Bu çerçevede Ankara’nın önümüzdeki günlerde ilgili başkentlerde bu geçici insani aranın daha kalıcı hale gelmesi için diplomasi yürütmesi bekleniyor.
Ancak uzmanlara göre Gazze’yi ayağa kaldırmak için öncelikle kalıcı bir ateşkes sağlanması gerekiyor ve bu da kısa vadede biraz zor görünüyor.
Gönül Tol, ateşkesin kalıcı olmasını iki açıdan zor gördüğünü söyleyerek, birincisini İsrail halkının hâlâ yaklaşık yarısının Hamas’ın bitirilmesini öncelikli görmesi olarak gösteriyor. İsrail hükümeti ve ordusunun Hamas’la savaşı sürdürme ve örgütü yok etme nihai amacından vazgeçmemesinin de kalıcı ateşkesi zorlaştıran etmenlerden birisi olduğunu söyleyen Tol, 7 Ekim’de rehin alınanların tamamının da Hamas’ın elinde olmayabileceğine işaret ederek savaşın insani aranın ardından sürebileceği öngörüsünde bulunuyor.

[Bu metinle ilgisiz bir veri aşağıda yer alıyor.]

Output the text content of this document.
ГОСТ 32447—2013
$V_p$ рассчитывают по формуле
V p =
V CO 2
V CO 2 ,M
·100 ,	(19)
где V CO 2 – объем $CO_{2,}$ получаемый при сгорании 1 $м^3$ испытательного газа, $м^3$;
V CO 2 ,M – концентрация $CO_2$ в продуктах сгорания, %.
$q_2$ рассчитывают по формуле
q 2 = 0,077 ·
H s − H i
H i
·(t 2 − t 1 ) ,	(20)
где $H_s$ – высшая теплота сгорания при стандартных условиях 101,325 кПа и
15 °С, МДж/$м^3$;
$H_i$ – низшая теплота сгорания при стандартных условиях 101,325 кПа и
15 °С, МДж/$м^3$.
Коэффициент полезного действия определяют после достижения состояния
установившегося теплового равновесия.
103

Hamas’ın elinde toplam 240 rehinenin olduğu tahmin edilirken, geçici ateşkesle ilk etapta 50’sinin bırakılması bekleniyor. Hamas daha önce de dört kişiyi serbest bırakmıştı. İsrail de buna karşılık hapishanelerindeki 150 Filistinliyi serbest bırakacak.
Gazze’nin imarı
Öte yandan Çınkara’ya göre Türkiye’nin de rol almak istediği Gazze’nin yeniden imarı için yaklaşık 100 milyar dolar gibi büyük miktar paranın gerekebileceği konuşuluyor.
Bu nedenle ekonomik zorluklar içindeki Türkiye’nin maddi açıdan Körfez ülkeleri kadar etkili olamayabileceği ve bunun yerine insani yardımlara odaklanabileceği beklentisi var.
Birleşmiş Milletler verilerine göre İsrail’in saldırıları sonucu Gazze’nin yaklaşık yüzde 45’lik bir bölümündeki evler ya tamamen yıkılmış ya da oturulamaz durumda. Geçici ateşkesin ardından İsrail’in operasyonunu sürdüreceğini açıklaması nedeniyle yıkımın daha da artacağı düşünülüyor.
İsrail’in havadan ve karadan Gazze Şeridi’ne düzenlediği operasyonlarda Hamas’ın kontrolündeki Gazze Sağlık Bakanlığı’nın verilerine göre 14 binden fazla Filistinli öldürüldü.